Florent Carton Dancourt

Le Prix de l’arquebuse

France   1717

Genre de texte
prose, théâtre, comédie

Contexte
Le rêve se trouve à la scène V de cette comédie en un acte qui compte 21 scènes.

M. Martin organise un concours de tir à l’arquebuse pour souligner son avènement à la prévôté. Le gagnant aura l’honneur de choisir la fille qu’il veut épouser.

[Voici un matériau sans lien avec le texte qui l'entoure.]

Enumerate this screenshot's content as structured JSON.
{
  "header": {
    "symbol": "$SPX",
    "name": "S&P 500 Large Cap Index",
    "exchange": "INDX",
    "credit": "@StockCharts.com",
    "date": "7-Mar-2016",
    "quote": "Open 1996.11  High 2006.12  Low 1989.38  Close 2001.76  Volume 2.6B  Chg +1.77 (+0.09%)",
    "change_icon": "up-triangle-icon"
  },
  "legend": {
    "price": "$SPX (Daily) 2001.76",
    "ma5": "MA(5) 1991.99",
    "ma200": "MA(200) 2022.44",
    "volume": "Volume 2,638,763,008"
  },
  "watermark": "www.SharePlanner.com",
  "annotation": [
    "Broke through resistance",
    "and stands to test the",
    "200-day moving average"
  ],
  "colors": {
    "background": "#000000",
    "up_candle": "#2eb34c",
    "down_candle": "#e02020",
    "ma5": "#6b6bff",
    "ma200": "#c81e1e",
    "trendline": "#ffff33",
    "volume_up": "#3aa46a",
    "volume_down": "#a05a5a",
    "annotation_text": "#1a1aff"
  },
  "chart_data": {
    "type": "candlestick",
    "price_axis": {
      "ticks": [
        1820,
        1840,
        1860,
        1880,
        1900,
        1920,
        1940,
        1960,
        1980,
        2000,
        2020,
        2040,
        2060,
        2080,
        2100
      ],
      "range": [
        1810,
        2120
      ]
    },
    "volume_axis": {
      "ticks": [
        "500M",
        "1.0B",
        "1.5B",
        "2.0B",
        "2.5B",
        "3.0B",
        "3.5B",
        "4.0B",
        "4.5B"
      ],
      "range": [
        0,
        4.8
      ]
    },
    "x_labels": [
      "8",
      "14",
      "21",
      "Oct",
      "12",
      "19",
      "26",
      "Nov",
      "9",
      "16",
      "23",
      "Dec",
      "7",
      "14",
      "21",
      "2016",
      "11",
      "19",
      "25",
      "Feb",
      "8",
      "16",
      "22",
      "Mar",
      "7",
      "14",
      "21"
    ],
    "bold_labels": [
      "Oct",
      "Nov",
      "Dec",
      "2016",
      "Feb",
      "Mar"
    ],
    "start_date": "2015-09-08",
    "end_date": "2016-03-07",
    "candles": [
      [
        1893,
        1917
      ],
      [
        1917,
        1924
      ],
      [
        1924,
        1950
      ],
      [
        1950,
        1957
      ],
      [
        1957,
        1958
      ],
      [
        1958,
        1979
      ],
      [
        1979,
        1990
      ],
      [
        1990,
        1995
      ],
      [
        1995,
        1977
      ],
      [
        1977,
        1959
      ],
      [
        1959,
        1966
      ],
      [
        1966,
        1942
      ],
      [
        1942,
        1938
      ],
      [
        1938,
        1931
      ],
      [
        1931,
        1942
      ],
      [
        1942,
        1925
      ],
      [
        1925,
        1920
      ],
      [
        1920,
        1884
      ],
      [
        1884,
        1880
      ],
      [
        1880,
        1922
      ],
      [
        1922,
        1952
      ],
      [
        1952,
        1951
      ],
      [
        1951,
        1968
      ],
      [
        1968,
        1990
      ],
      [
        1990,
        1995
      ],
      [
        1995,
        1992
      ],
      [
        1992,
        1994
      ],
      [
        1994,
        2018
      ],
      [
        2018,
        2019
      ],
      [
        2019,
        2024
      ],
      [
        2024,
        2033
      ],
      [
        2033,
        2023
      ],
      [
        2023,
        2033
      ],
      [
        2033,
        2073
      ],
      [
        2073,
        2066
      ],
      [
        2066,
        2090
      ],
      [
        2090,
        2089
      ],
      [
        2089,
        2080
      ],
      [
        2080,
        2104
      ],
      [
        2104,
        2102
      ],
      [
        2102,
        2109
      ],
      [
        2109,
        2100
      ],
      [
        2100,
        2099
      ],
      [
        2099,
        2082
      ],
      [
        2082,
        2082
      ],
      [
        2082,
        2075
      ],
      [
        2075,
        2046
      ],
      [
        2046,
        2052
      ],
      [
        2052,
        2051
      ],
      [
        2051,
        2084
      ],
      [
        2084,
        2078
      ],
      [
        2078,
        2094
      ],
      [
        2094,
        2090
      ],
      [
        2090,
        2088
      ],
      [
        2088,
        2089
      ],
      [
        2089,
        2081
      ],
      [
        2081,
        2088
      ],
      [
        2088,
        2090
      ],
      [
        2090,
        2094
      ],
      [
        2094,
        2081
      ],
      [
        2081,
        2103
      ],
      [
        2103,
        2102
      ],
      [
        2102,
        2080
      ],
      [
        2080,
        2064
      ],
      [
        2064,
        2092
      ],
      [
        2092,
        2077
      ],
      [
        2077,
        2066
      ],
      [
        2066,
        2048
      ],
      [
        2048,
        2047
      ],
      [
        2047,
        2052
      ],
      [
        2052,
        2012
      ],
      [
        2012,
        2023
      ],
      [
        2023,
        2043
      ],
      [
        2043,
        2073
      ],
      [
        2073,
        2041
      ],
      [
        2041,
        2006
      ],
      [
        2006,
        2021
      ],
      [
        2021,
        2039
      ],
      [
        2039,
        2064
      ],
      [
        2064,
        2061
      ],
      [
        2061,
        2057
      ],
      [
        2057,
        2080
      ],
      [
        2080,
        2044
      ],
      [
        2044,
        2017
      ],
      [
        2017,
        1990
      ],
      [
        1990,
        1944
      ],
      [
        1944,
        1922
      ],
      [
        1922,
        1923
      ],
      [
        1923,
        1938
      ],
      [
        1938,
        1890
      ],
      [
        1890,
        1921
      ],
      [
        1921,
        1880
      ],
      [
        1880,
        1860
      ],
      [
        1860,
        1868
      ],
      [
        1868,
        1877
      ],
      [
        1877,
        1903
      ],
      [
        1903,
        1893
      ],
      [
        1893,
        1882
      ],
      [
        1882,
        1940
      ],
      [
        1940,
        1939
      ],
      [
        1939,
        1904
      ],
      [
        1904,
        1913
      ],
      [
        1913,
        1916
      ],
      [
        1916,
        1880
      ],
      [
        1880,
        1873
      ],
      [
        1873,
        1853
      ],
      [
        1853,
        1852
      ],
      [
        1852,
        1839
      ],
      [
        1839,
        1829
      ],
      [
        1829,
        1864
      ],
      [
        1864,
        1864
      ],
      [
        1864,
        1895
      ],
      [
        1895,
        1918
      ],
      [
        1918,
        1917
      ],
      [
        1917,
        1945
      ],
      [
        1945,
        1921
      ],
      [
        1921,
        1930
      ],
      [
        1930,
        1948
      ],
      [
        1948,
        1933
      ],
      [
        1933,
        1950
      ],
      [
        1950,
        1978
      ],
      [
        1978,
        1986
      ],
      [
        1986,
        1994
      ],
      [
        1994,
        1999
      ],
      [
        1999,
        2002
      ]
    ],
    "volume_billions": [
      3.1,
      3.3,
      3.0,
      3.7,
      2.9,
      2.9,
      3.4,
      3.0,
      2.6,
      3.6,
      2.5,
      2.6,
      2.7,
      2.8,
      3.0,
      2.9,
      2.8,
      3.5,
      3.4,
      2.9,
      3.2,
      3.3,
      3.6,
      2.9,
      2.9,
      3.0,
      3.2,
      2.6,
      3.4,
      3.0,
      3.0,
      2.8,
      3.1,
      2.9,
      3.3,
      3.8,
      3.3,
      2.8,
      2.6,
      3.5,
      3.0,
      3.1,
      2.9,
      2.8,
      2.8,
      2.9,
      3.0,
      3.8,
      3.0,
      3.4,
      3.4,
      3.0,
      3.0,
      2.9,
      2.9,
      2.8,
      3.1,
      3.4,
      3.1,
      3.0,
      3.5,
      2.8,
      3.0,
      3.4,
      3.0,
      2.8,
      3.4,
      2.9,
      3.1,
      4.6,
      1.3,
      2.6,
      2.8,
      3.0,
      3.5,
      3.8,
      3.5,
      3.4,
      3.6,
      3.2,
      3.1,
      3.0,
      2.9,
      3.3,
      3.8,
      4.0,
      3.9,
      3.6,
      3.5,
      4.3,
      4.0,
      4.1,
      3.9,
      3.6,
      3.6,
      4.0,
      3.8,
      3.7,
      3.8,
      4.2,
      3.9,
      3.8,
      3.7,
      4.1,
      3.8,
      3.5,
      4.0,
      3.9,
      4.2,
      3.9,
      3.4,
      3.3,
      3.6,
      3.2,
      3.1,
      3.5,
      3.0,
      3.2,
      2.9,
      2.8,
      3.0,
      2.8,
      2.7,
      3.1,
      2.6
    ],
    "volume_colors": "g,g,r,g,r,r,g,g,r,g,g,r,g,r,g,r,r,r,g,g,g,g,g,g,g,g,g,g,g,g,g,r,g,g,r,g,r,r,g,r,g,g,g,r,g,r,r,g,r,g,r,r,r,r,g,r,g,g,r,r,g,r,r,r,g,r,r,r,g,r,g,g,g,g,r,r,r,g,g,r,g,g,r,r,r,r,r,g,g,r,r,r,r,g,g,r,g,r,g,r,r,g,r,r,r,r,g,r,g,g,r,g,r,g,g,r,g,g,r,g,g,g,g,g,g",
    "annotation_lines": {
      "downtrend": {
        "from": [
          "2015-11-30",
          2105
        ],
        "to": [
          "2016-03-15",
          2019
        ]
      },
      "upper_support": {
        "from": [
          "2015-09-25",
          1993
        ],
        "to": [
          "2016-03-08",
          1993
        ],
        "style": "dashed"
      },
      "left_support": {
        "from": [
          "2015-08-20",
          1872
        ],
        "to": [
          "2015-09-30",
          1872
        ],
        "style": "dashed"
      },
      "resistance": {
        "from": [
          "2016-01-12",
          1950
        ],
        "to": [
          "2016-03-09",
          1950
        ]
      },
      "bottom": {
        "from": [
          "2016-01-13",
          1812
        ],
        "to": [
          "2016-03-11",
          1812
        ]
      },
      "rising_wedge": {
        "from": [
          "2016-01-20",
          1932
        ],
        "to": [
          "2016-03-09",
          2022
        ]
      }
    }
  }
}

Mlle Giraut, sœur de M. Martin, est certaine que le vainqueur la choisira, car elle l’a vu en rêve.

Texte témoin
Éd. par André Blanc, Paris, S.T.F.M., 1989, p. 262-266.




Le rêve de Mlle Giraut

Les rêves allégoriques d’une jeune fille

M. MARTIN
Hé bien, cette nuit, ma soeur ?

Mlle GIRAUT
J’ai fait le plus joli rêve, j’ai vu les choses les plus gracieuses...

M. MARTIN
Je me donne au diable, vous rêvez encore, ma soeur : allez-vous en achever votre songe, et puis nous en verrons la suite

Mlle GIRAUT
Oh ! le songe est fini, et la suite certaine.

M. MARTIN
Grand bien vous fasse !

Mlle GIRAUT
Ah ! mon frère, je voudrais veiller toute ma vie comme j’ai dormi toute la nuit.

M. MARTIN
Que diantre, ma soeur, finissez donc, vous dites là des sottises, et vous me feriez penser des choses...

Mlle GIRAUT
Il n’y a point là de sottises, mon frère, rien n’est plus sérieux ; et je veux bien que vous sachiez que je ne fais que des songes fort modestes.

M. MARTIN
Dites-moi donc ce que c’est que ce songe. Il faut que j’aie belle patience !

Mlle GIRAUT
Laissez-moi reprendre mes esprits. Le voici, mon frère. Vous connaissez l’Amour, ce petit Archerot ?

M. MARTIN
Je le connais, je le connais ; nous n’avons pas grand commerce ensemble.

Mlle GIRAUT
C’est le plus habile tireur et sans contredit le meilleur arquebusier qu’il y ait au monde.

M. MARTIN
Quel galimatias me faites-vous ?

Mlle GIRAUT
C’est lui qui emportera le prix, et je l’aurai, moi, il m’est destiné, je vous en assure.

M. MARTIN
Elle a tout à fait perdu l’esprit.

Mlle GIRAUT
Je l’ai vu cette nuit, ce charmant petit dieu ; il planait dans les airs, il volait à la tête de toutes les brigades des Chevaliers de l’Arquebuse, et les conduisait dans un petit bois écarté, où je rêvais à l’ombre. Il a tiré de son carquois une flèche dorée, qu’il m’a lancée tout droit au coeur ; et, comme si c’eût été le signal, ou plutôt un avis aux Chevaliers de l’objet où leurs traits devaient s’adresser, je les ai tous vus me coucher en joue, le feu prendre, leurs coups partir, et je m’en suis trouvée toute criblée.

M. MARTIN
La malepeste, ma soeur, vous avez essuyé là une furieuse escopetterie !

Mlle GIRAUT
Cela ne m’a pas fait le moindre mal, le croiriez-vous ?

M. MARTIN
Il faut que vous soyez invulnérable.

Mlle GIRAUT
Les seuls traits d’amour m’ont percée :
Mais entre nous
Ses coups sont doux,
Ses tourments
Charmants.
On n’en est jamais offensée,
Et je voudrais avoir à tous moments
Le plaisir d’en être blessée.

M. MARTIN
Ô la folle, Ô la folle !

Mlle GIRAUT
Pas tant, mon frère. Vous traitez mon songe de songe,
Il deviendra réalité ;
Songe d’amour n’est point mensonge,
Le mien sera bientôt parfaite vérité.

M. MARTIN
Je le souhaite, ma soeur ; et pour ne point gâter la douceur de vos idées par l’amertume de mes réflexions, je vous donne le bonjour, et vous laisse la liberté de vous entretenir avec vos chimères.